The server contained files with names, contact information, and social security numbers for study subjects and potential study subjects. For some individuals, the files also included personal health information.
A notification process to those involved in this incident is taking place. There is no specific evidence that data on the server was accessed or is being used by any unauthorized person, emphasize UCSF officials. Notification is taking place as a precautionary measure to alert these individuals to the signs of identity theft and the steps that can be taken to protect personal information.
Notification letters were sent Monday, April 16, to about 3,000 individuals. Using backup files, UCSF officials are conducting an extensive analysis of the server data to determine as quickly as possible all the names involved in this incident.
Letter notification will continue as more names are identified. Because of the large number of files on the server and their complex variety of formats, layouts, and data content, the process is extremely complicated, and UCSF officials cannot predict the total number of names at this time.
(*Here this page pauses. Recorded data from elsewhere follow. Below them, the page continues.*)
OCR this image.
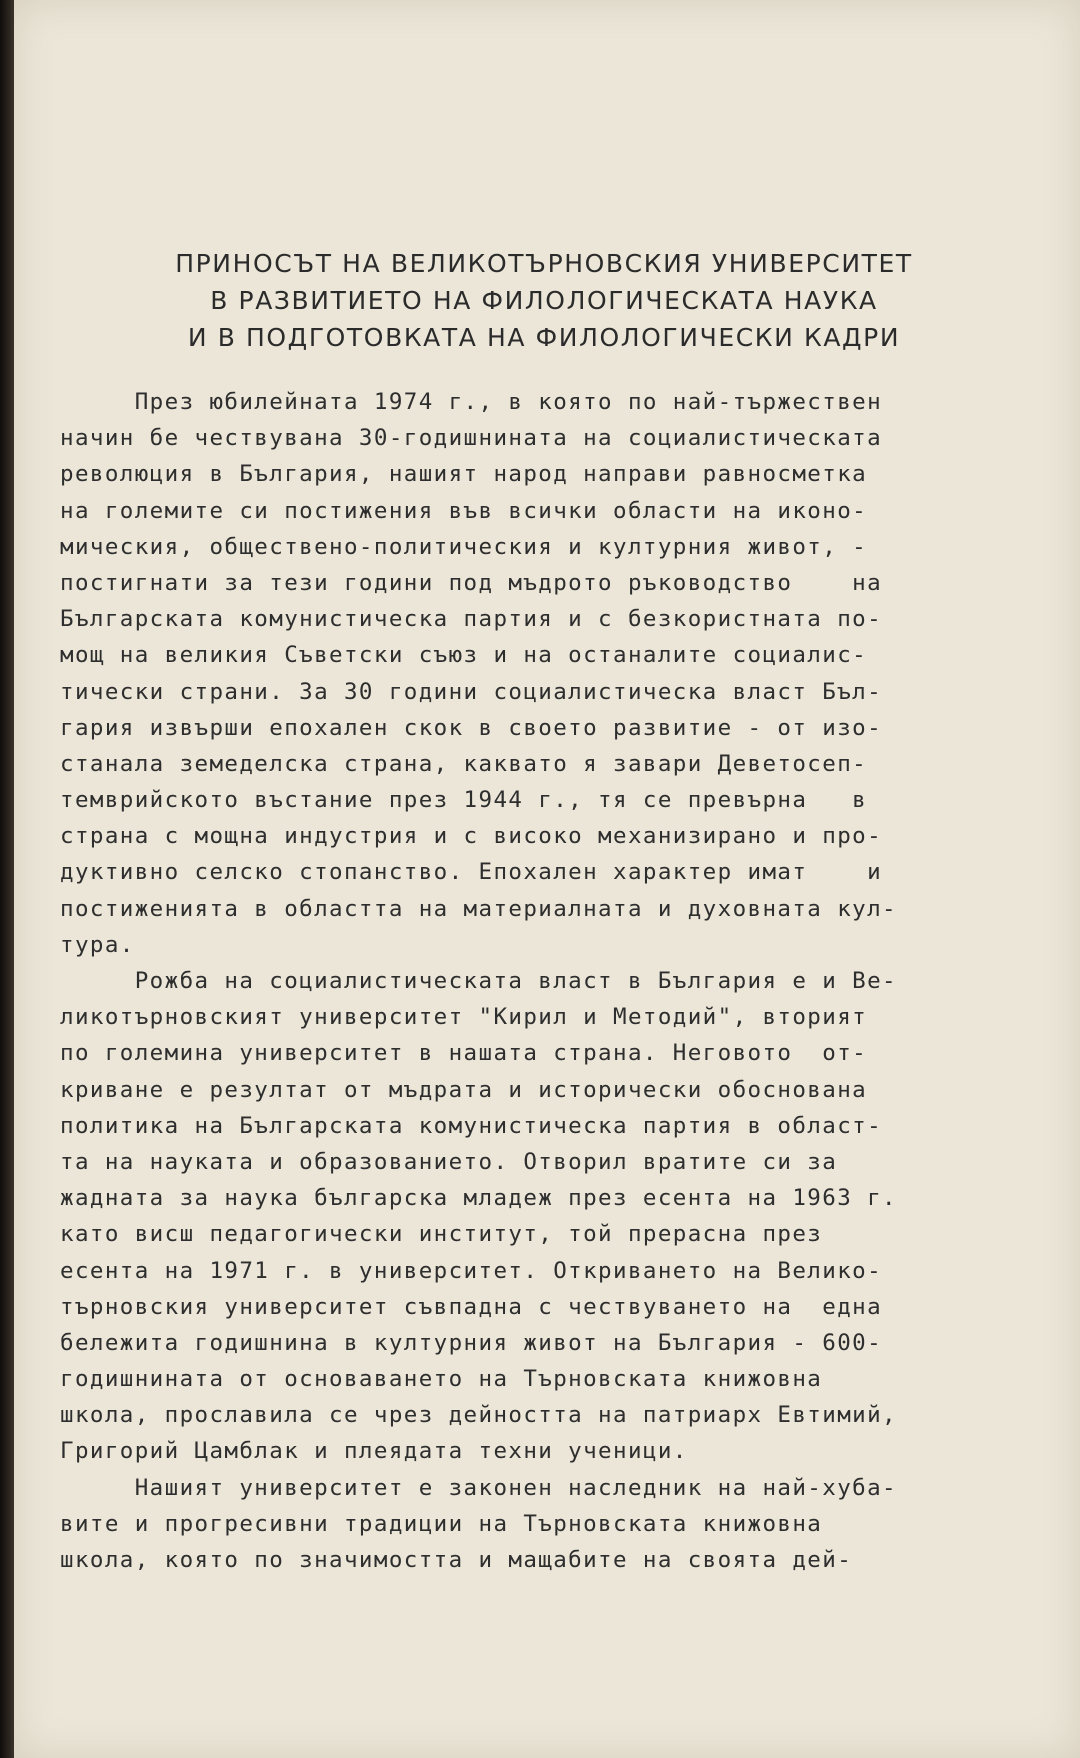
ПРИНОСЪТ НА ВЕЛИКОТЪРНОВСКИЯ УНИВЕРСИТЕТ
В РАЗВИТИЕТО НА ФИЛОЛОГИЧЕСКАТА НАУКА
И В ПОДГОТОВКАТА НА ФИЛОЛОГИЧЕСКИ КАДРИ
През юбилейната 1974 г., в която по най-тържествен
начин бе чествувана 30-годишнината на социалистическата
революция в България, нашият народ направи равносметка
на големите си постижения във всички области на иконо-
мическия, обществено-политическия и културния живот, -
постигнати за тези години под мъдрото ръководство    на
Българската комунистическа партия и с безкористната по-
мощ на великия Съветски съюз и на останалите социалис-
тически страни. За 30 години социалистическа власт Бъл-
гария извърши епохален скок в своето развитие - от изо-
станала земеделска страна, каквато я завари Деветосеп-
темврийското въстание през 1944 г., тя се превърна   в
страна с мощна индустрия и с високо механизирано и про-
дуктивно селско стопанство. Епохален характер имат    и
постиженията в областта на материалната и духовната кул-
тура.
Рожба на социалистическата власт в България е и Ве-
ликотърновският университет "Кирил и Методий", вторият
по големина университет в нашата страна. Неговото  от-
криване е резултат от мъдрата и исторически обоснована
политика на Българската комунистическа партия в област-
та на науката и образованието. Отворил вратите си за
жадната за наука българска младеж през есента на 1963 г.
като висш педагогически институт, той прерасна през
есента на 1971 г. в университет. Откриването на Велико-
търновския университет съвпадна с чествуването на  една
бележита годишнина в културния живот на България - 600-
годишнината от основаването на Търновската книжовна
школа, прославила се чрез дейността на патриарх Евтимий,
Григорий Цамблак и плеядата техни ученици.
Нашият университет е законен наследник на най-хуба-
вите и прогресивни традиции на Търновската книжовна
школа, която по значимостта и мащабите на своята дей-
A telephone hotline (editor’s note: hotline was disconnected as of 05-01-08) has been set-up to respond to inquiries. A website (http://www.ucsf.edu/alert) also has been established to provide advice and information.
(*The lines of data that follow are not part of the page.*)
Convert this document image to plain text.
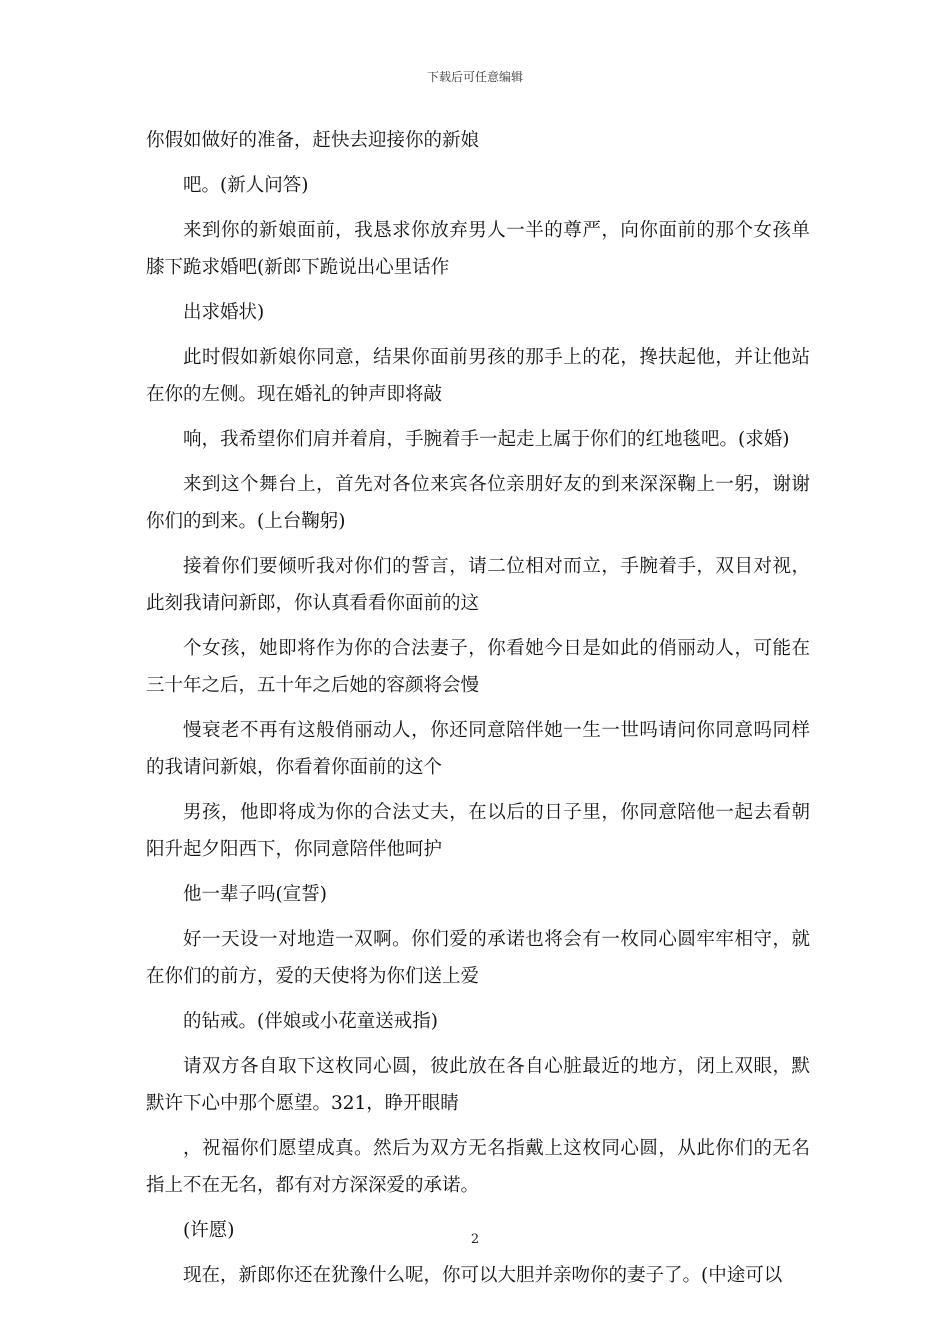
下载后可任意编辑

你假如做好的准备，赶快去迎接你的新娘

吧。(新人问答)

来到你的新娘面前，我恳求你放弃男人一半的尊严，向你面前的那个女孩单膝下跪求婚吧(新郎下跪说出心里话作

出求婚状)

此时假如新娘你同意，结果你面前男孩的那手上的花，搀扶起他，并让他站在你的左侧。现在婚礼的钟声即将敲

响，我希望你们肩并着肩，手腕着手一起走上属于你们的红地毯吧。(求婚)

来到这个舞台上，首先对各位来宾各位亲朋好友的到来深深鞠上一躬，谢谢你们的到来。(上台鞠躬)

接着你们要倾听我对你们的誓言，请二位相对而立，手腕着手，双目对视，此刻我请问新郎，你认真看看你面前的这

个女孩，她即将作为你的合法妻子，你看她今日是如此的俏丽动人，可能在三十年之后，五十年之后她的容颜将会慢

慢衰老不再有这般俏丽动人，你还同意陪伴她一生一世吗请问你同意吗同样的我请问新娘，你看着你面前的这个

男孩，他即将成为你的合法丈夫，在以后的日子里，你同意陪他一起去看朝阳升起夕阳西下，你同意陪伴他呵护

他一辈子吗(宣誓)

好一天设一对地造一双啊。你们爱的承诺也将会有一枚同心圆牢牢相守，就在你们的前方，爱的天使将为你们送上爱

的钻戒。(伴娘或小花童送戒指)

请双方各自取下这枚同心圆，彼此放在各自心脏最近的地方，闭上双眼，默默许下心中那个愿望。321，睁开眼睛

，祝福你们愿望成真。然后为双方无名指戴上这枚同心圆，从此你们的无名指上不在无名，都有对方深深爱的承诺。

(许愿)

现在，新郎你还在犹豫什么呢，你可以大胆并亲吻你的妻子了。(中途可以

2
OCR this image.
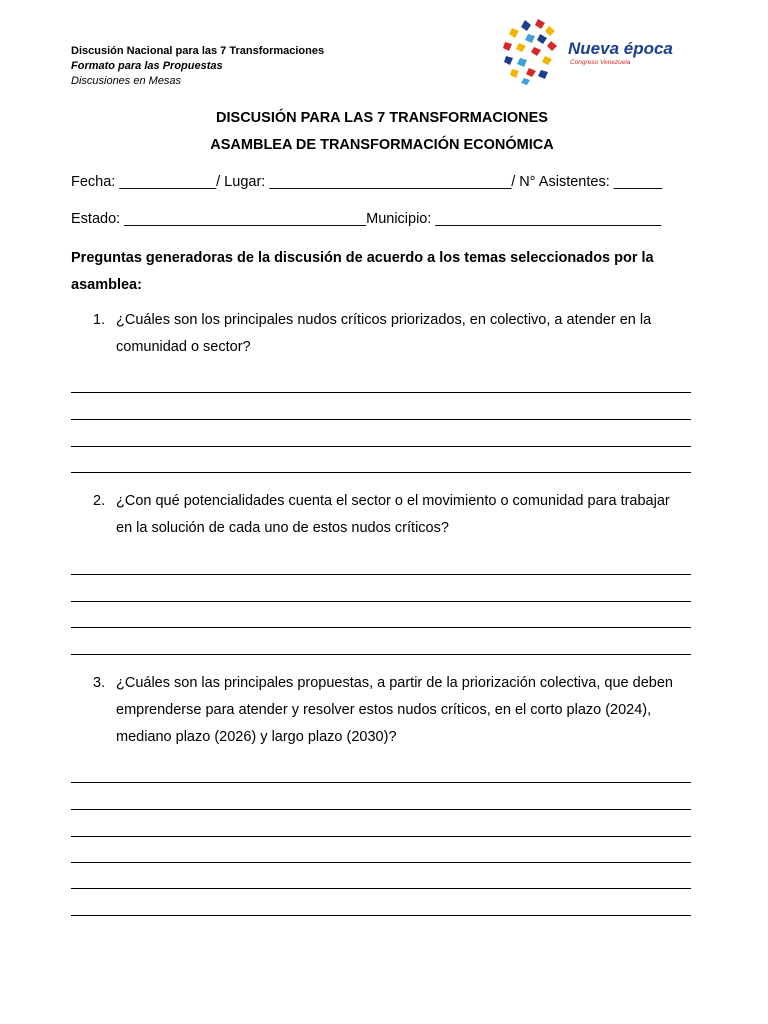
Discusión Nacional para las 7 Transformaciones
Formato para las Propuestas
Discusiones en Mesas
Nueva época
Congreso Venezuela
DISCUSIÓN PARA LAS 7 TRANSFORMACIONES
ASAMBLEA DE TRANSFORMACIÓN ECONÓMICA
Fecha: ____________/ Lugar: ______________________________/ N° Asistentes: ______
Estado: ______________________________Municipio: ____________________________
Preguntas generadoras de la discusión de acuerdo a los temas seleccionados por la asamblea:
1. ¿Cuáles son los principales nudos críticos priorizados, en colectivo, a atender en la comunidad o sector?
2. ¿Con qué potencialidades cuenta el sector o el movimiento o comunidad para trabajar en la solución de cada uno de estos nudos críticos?
3. ¿Cuáles son las principales propuestas, a partir de la priorización colectiva, que deben emprenderse para atender y resolver estos nudos críticos, en el corto plazo (2024), mediano plazo (2026) y largo plazo (2030)?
The names of all the individuals were compiled through UCSF’s collaboration with a network of health care partners that collects information from large populations of people. This information is used to learn about the natural course of disease with the goals of learning how to make early diagnosis, to effectively treat, and, most important, to prevent the disease from occurring. In order to accomplish this, information is collected from people who have been diagnosed with the disease and those who do not have the disease.
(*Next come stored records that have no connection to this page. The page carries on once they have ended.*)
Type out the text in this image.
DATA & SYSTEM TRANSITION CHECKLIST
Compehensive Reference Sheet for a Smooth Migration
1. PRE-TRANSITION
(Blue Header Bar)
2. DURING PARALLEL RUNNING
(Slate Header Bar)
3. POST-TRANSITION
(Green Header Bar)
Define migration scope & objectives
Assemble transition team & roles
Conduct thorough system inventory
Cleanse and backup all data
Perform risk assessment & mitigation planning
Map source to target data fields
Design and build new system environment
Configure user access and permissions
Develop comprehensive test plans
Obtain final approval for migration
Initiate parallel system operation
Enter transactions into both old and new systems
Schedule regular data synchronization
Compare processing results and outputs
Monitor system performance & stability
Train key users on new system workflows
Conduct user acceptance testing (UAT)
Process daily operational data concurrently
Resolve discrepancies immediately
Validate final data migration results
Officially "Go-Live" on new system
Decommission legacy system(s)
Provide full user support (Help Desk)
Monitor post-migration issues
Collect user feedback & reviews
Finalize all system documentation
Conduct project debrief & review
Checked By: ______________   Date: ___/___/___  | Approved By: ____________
Individuals without the disease serve as study “controls,” and their information helps researchers understand why some people develop a disease and others do not.
The diseases being studied include brain, lung, and breast cancer. The server was used by staff doing data analysis for epidemiological studies on cancer, which focus on the incidence, distribution, and control of the disease within specific populations. Some individuals associated with the studies have these diseases, some do not and were considered “controls,” and some have died.
For example, one study focused on adults with a type of brain cancer known as glioma, building on 15 years of population and clinic-based research to increase understanding of the genetic, demographic, environmental, and developmental factors associated with this cancer.
UCSF is committed to maintaining the privacy of personal information.
The UCSF Police Department is currently conducting a full investigation of the theft in collaboration with the San Francisco Police Department.